Além de ser um raro momento no cinema comercial brasileiro em que a piada é gerada pelo conflito entre as imagens e o som, a sequência também antecipa o discurso do próprio filme. Conrado compara os humanos aos animais, partindo de uma análise superficial para definir que homens são predadores vorazes e mulheres são territoriais. Ao mesmo tempo, Tati parte dos lugares-comuns da sabedoria popular para também estabelecer regras de comportamento masculino e feminino. A piada está no fato de que as imagens negam seus discursos, coisa que será reforçada ao longo da trama. Afinal, cada ser humano funciona dentro de uma lógica própria que envolve questões muito mais complexas que determinismo social ou biológico.

O desenvolvimento da cena ainda é interessante.
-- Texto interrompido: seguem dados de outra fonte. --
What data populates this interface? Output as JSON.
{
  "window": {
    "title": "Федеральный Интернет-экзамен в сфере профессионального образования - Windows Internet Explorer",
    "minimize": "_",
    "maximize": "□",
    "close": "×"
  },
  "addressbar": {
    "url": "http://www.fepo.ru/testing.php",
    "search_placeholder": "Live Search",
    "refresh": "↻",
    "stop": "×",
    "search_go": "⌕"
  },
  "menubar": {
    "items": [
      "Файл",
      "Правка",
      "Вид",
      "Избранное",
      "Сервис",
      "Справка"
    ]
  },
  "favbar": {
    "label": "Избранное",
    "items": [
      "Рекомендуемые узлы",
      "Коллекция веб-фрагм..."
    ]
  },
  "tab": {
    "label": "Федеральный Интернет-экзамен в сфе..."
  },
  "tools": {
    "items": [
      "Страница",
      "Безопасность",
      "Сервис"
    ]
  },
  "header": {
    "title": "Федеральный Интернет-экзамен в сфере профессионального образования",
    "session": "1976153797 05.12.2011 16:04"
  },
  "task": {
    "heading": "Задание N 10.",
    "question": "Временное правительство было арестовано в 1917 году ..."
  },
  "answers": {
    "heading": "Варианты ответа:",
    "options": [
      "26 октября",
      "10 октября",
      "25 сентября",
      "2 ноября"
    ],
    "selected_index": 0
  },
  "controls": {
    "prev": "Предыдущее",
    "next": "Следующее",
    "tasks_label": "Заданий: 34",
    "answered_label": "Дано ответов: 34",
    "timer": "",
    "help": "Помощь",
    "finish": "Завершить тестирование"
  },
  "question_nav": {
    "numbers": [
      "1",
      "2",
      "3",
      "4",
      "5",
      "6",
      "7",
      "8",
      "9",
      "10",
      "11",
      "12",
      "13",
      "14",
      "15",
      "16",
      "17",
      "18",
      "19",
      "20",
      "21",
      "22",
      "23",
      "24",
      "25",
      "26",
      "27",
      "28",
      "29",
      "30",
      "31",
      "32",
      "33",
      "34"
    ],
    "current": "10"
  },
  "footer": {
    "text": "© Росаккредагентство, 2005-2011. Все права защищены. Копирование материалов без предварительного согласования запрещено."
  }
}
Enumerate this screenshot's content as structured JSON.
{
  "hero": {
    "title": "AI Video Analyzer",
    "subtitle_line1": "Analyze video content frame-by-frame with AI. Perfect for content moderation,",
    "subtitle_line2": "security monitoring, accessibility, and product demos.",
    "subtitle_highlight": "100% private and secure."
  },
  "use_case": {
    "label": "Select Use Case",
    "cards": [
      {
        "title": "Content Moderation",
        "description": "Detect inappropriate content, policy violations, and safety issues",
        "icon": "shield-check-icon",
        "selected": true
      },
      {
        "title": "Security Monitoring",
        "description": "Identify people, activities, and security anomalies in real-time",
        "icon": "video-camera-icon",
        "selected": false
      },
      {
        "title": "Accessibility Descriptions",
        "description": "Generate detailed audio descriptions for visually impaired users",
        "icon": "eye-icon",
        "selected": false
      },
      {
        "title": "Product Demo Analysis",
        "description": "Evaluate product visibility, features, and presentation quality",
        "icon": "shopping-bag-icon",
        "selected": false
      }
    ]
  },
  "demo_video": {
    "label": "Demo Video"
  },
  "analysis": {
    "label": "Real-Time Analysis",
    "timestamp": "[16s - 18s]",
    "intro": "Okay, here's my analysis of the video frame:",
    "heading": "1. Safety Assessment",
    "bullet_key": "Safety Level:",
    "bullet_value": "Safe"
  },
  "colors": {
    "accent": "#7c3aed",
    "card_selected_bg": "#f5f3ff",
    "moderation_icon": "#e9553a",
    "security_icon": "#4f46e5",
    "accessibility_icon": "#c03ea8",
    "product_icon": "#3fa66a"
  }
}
Tati e Conrado ligam as câmeras de seus celulares e começamos a acompanhar um jogo de flerte, ainda batendo na tecla da diferença gritante de personalidade entre os dois, do ponto de vista deles próprios. Mas logo a sequência acaba e já passamos para as cenas que estabelecem que o cenário agora é Cancún, no México, onde ele irá falar em uma palestra sobre seu novo livro, “Qualquer Gato Vira-Lata Tem uma Vida Sexual Melhor do Que a Nossa”.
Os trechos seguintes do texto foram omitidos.